Presidential election: Election continues in Russia – threats against Kremlin opponents

Nobody doubts that Putin will ultimately declare himself the winner of the Russian presidential election. But a planned protest seems to be making the power apparatus nervous.

Overshadowed by the war and with the exclusion of the opposition, Russia is continuing its presidential election on Saturday to keep Kremlin leader Vladimir Putin in power. On the afternoon of the second of three days of voting, Russia’s Central Election Commission reported voter turnout at more than 50 percent. However, observers point to fraud and manipulation.

State workers in particular have reportedly already been pressured to vote en masse. Ahead of a planned protest on Sunday, Kremlin opponents in Moscow are also reporting threatening messages.

At 4 p.m. Moscow time (2 p.m. CET) on Saturday, more than one in two eligible voters had already cast their vote either at a polling station or online, said the deputy head of the electoral commission, Nikolai Bulayev, according to the Interfax agency. Voter turnout is considered an important value for the Kremlin so that Putin can ultimately show that a large part of the population actively supports him and his war of aggression against Ukraine. If you look at the data from state pollsters, the Kremlin is aiming for a participation rate of more than 70 percent.

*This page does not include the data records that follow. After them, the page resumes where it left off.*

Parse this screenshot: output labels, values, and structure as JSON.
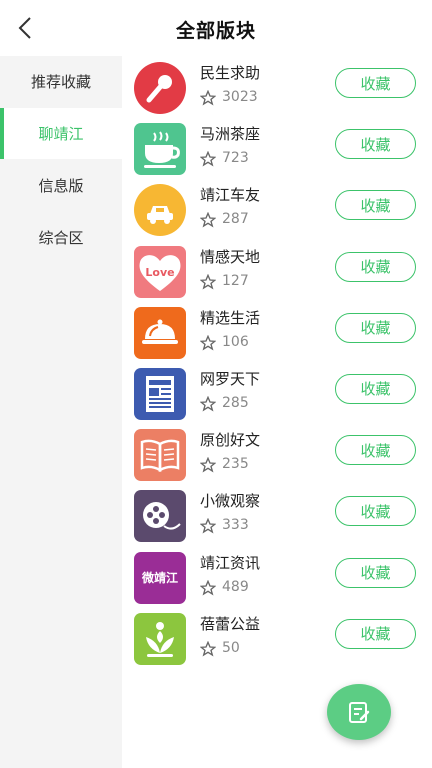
{
  "header": {
    "title": "全部版块"
  },
  "sidebar": {
    "items": [
      {
        "label": "推荐收藏",
        "active": false
      },
      {
        "label": "聊靖江",
        "active": true
      },
      {
        "label": "信息版",
        "active": false
      },
      {
        "label": "综合区",
        "active": false
      }
    ]
  },
  "boards": [
    {
      "name": "民生求助",
      "count": "3023",
      "button": "收藏",
      "icon": "microphone-icon",
      "color": "#e23b45"
    },
    {
      "name": "马洲茶座",
      "count": "723",
      "button": "收藏",
      "icon": "teacup-icon",
      "color": "#4fc58f"
    },
    {
      "name": "靖江车友",
      "count": "287",
      "button": "收藏",
      "icon": "car-icon",
      "color": "#f7b733"
    },
    {
      "name": "情感天地",
      "count": "127",
      "button": "收藏",
      "icon": "love-heart-icon",
      "color": "#f07a7f",
      "icon_text": "Love"
    },
    {
      "name": "精选生活",
      "count": "106",
      "button": "收藏",
      "icon": "food-cloche-icon",
      "color": "#ef6a1c"
    },
    {
      "name": "网罗天下",
      "count": "285",
      "button": "收藏",
      "icon": "newspaper-icon",
      "color": "#3d5bb0"
    },
    {
      "name": "原创好文",
      "count": "235",
      "button": "收藏",
      "icon": "open-book-icon",
      "color": "#ec7f64"
    },
    {
      "name": "小微观察",
      "count": "333",
      "button": "收藏",
      "icon": "film-reel-icon",
      "color": "#5b4a6d"
    },
    {
      "name": "靖江资讯",
      "count": "489",
      "button": "收藏",
      "icon": "weibo-badge-icon",
      "color": "#9a2d96",
      "icon_text": "微靖江"
    },
    {
      "name": "蓓蕾公益",
      "count": "50",
      "button": "收藏",
      "icon": "sprout-icon",
      "color": "#8cc63e"
    }
  ],
  "fab": {
    "icon": "edit-note-icon",
    "color": "#5ccd84"
  },
  "accent_color": "#3cc36a"
}
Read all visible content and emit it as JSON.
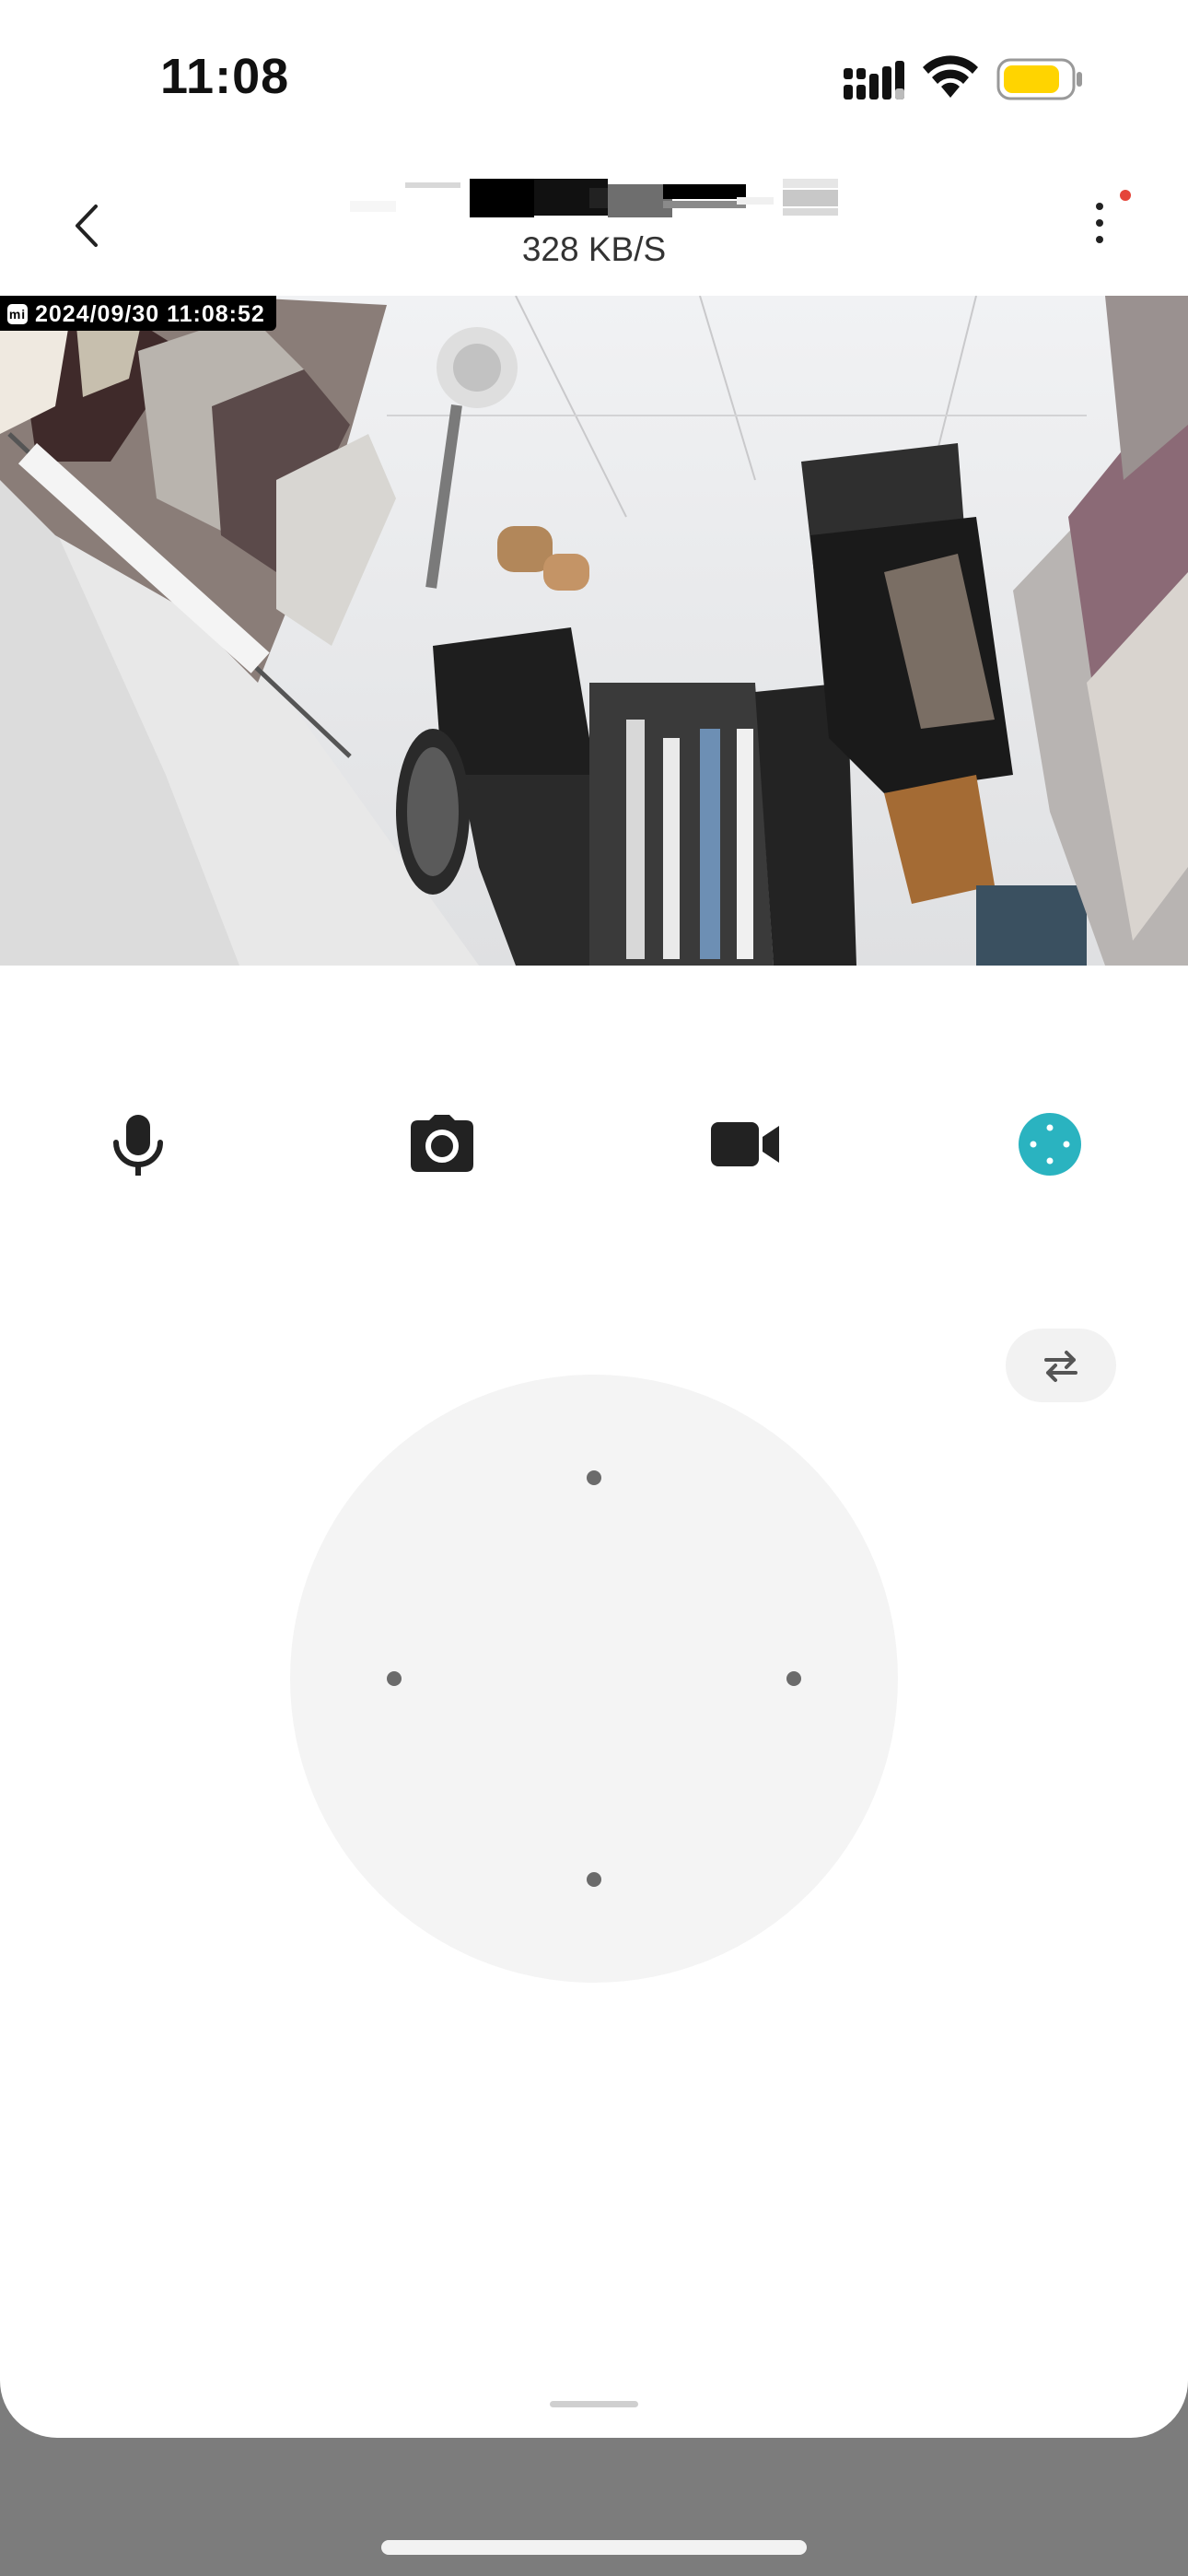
{
  "status_bar": {
    "time": "11:08",
    "icons": [
      "cellular-signal-icon",
      "wifi-icon",
      "battery-icon"
    ],
    "battery_color": "#ffd400"
  },
  "header": {
    "icons": [
      "chevron-left-icon",
      "more-vertical-icon"
    ],
    "title_redacted": true,
    "speed": "328 KB/S",
    "notification_dot_color": "#e5453a"
  },
  "feed": {
    "timestamp": "2024/09/30 11:08:52",
    "badge": "mi"
  },
  "controls": {
    "items": [
      {
        "name": "microphone",
        "icon": "microphone-icon"
      },
      {
        "name": "snapshot",
        "icon": "camera-icon"
      },
      {
        "name": "record",
        "icon": "video-camera-icon"
      },
      {
        "name": "ptz",
        "icon": "directional-pad-icon",
        "active": true
      }
    ],
    "accent": "#2ab3c0"
  },
  "ptz_panel": {
    "toggle_icon": "swap-arrows-icon",
    "directions": [
      "up",
      "left",
      "right",
      "down"
    ]
  }
}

Buses go to voting locations

However, according to reports from independent observers, large numbers of employees of state-owned companies were pressured to vote. Hundreds of companies have already published group photos of their employees in front of the respective polling station on social networks. Videos also show how people were driven to voting locations in buses. Great pressure on Ukrainian people was also reported. They are supposed to take part in votes in the occupied territories that are contrary to international law and therefore not internationally recognized.

The vote in Russia, which is intended to secure Putin a fifth term as president, continues until Sunday evening at 7:00 p.m. CET. The 71-year-old Kremlin chief has no real opposing candidates. Serious opposition figures have either not been accepted as candidates, have fled abroad, are in prison camps or are dead. Kremlin opponents are therefore calling for protests.

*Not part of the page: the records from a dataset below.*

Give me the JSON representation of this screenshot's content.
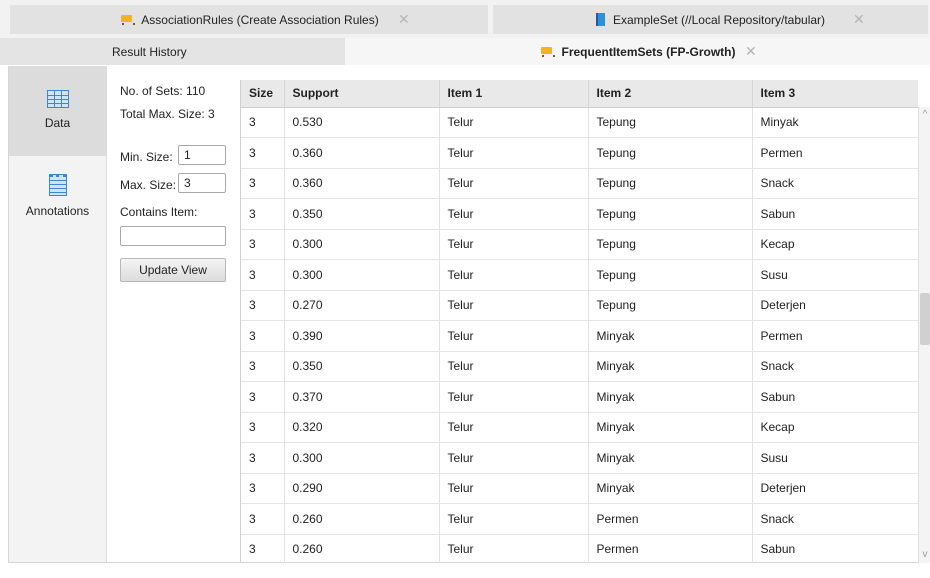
{
  "tabs_top": [
    {
      "label": "AssociationRules (Create Association Rules)",
      "icon": "cart-icon"
    },
    {
      "label": "ExampleSet (//Local Repository/tabular)",
      "icon": "book-icon"
    }
  ],
  "tabs_second": [
    {
      "label": "Result History"
    },
    {
      "label": "FrequentItemSets (FP-Growth)",
      "icon": "cart-icon"
    }
  ],
  "close_symbol": "✕",
  "sidebar": {
    "items": [
      {
        "label": "Data",
        "icon": "table-grid-icon"
      },
      {
        "label": "Annotations",
        "icon": "notepad-icon"
      }
    ]
  },
  "filters": {
    "num_sets": "No. of Sets: 110",
    "total_max": "Total Max. Size: 3",
    "min_label": "Min. Size:",
    "min_value": "1",
    "max_label": "Max. Size:",
    "max_value": "3",
    "contains_label": "Contains Item:",
    "contains_value": "",
    "update_button": "Update View"
  },
  "table": {
    "columns": [
      "Size",
      "Support",
      "Item 1",
      "Item 2",
      "Item 3"
    ],
    "rows": [
      [
        "3",
        "0.530",
        "Telur",
        "Tepung",
        "Minyak"
      ],
      [
        "3",
        "0.360",
        "Telur",
        "Tepung",
        "Permen"
      ],
      [
        "3",
        "0.360",
        "Telur",
        "Tepung",
        "Snack"
      ],
      [
        "3",
        "0.350",
        "Telur",
        "Tepung",
        "Sabun"
      ],
      [
        "3",
        "0.300",
        "Telur",
        "Tepung",
        "Kecap"
      ],
      [
        "3",
        "0.300",
        "Telur",
        "Tepung",
        "Susu"
      ],
      [
        "3",
        "0.270",
        "Telur",
        "Tepung",
        "Deterjen"
      ],
      [
        "3",
        "0.390",
        "Telur",
        "Minyak",
        "Permen"
      ],
      [
        "3",
        "0.350",
        "Telur",
        "Minyak",
        "Snack"
      ],
      [
        "3",
        "0.370",
        "Telur",
        "Minyak",
        "Sabun"
      ],
      [
        "3",
        "0.320",
        "Telur",
        "Minyak",
        "Kecap"
      ],
      [
        "3",
        "0.300",
        "Telur",
        "Minyak",
        "Susu"
      ],
      [
        "3",
        "0.290",
        "Telur",
        "Minyak",
        "Deterjen"
      ],
      [
        "3",
        "0.260",
        "Telur",
        "Permen",
        "Snack"
      ],
      [
        "3",
        "0.260",
        "Telur",
        "Permen",
        "Sabun"
      ]
    ]
  }
}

Protest planned for Sunday

On the first day of voting on Friday, men and women at various polling stations poured paint into ballot boxes to invalidate the ballot papers inside. In some cases they even started small fires. Several people were arrested. On Saturday, a woman in Yekaterinburg in the Urals was stopped by police from trying to pour green liquid into a ballot box.

However, the main protest is planned for Sunday: Various opposition members are calling on Russians to appear in front of the polling stations at exactly 12 noon local time in the huge country with its eleven time zones. It is hoped that the long queues will reflect the dissatisfaction in the country. It is feared that there will be arrests again. Russian authorities have already warned against taking part in the operation, claiming that they saw “signs of extremist activity” in it.

In advance, people critical of the Kremlin in the capital Moscow reported threatening text messages that they had received on their cell phones. The independent portal Meduza, among others, published screenshots of a collective message that said: “Regardless of the fact that you support the ideas of extremist organizations, we are pleased that you will vote in Moscow.” This is followed by a request to take part in the election “quietly” – “without queues and provocations”. It is not yet known who is behind the messages sent on Telegram and Signal and how the recipients were selected.

Another shelling in the Russian border region of Belgorod

In total, Moscow is calling on 114 million people to take part in the vote, which has been criticized as completely undemocratic – more than 4.5 million of them in the occupied parts of the Ukrainian regions of Donetsk, Luhansk, Zaporizhia and Kherson. Votes are also being organized on the Black Sea peninsula of Crimea, which Moscow annexed in 2014. Kremlin opponents are calling on the international community not to recognize the result.

But the vote on Russian territory is also being overshadowed by the war that Putin ordered more than two years ago. The border region of Belgorod again reported heavy shelling on the second day of voting. According to Governor Vyacheslav Gladkov, two people were killed on Saturday. According to Russian authorities, there were also drone attacks on two oil refineries far from the front in the Samara region. A fire broke out in a facility. Sources in the Ukrainian secret service SBU spoke of three refineries being attacked.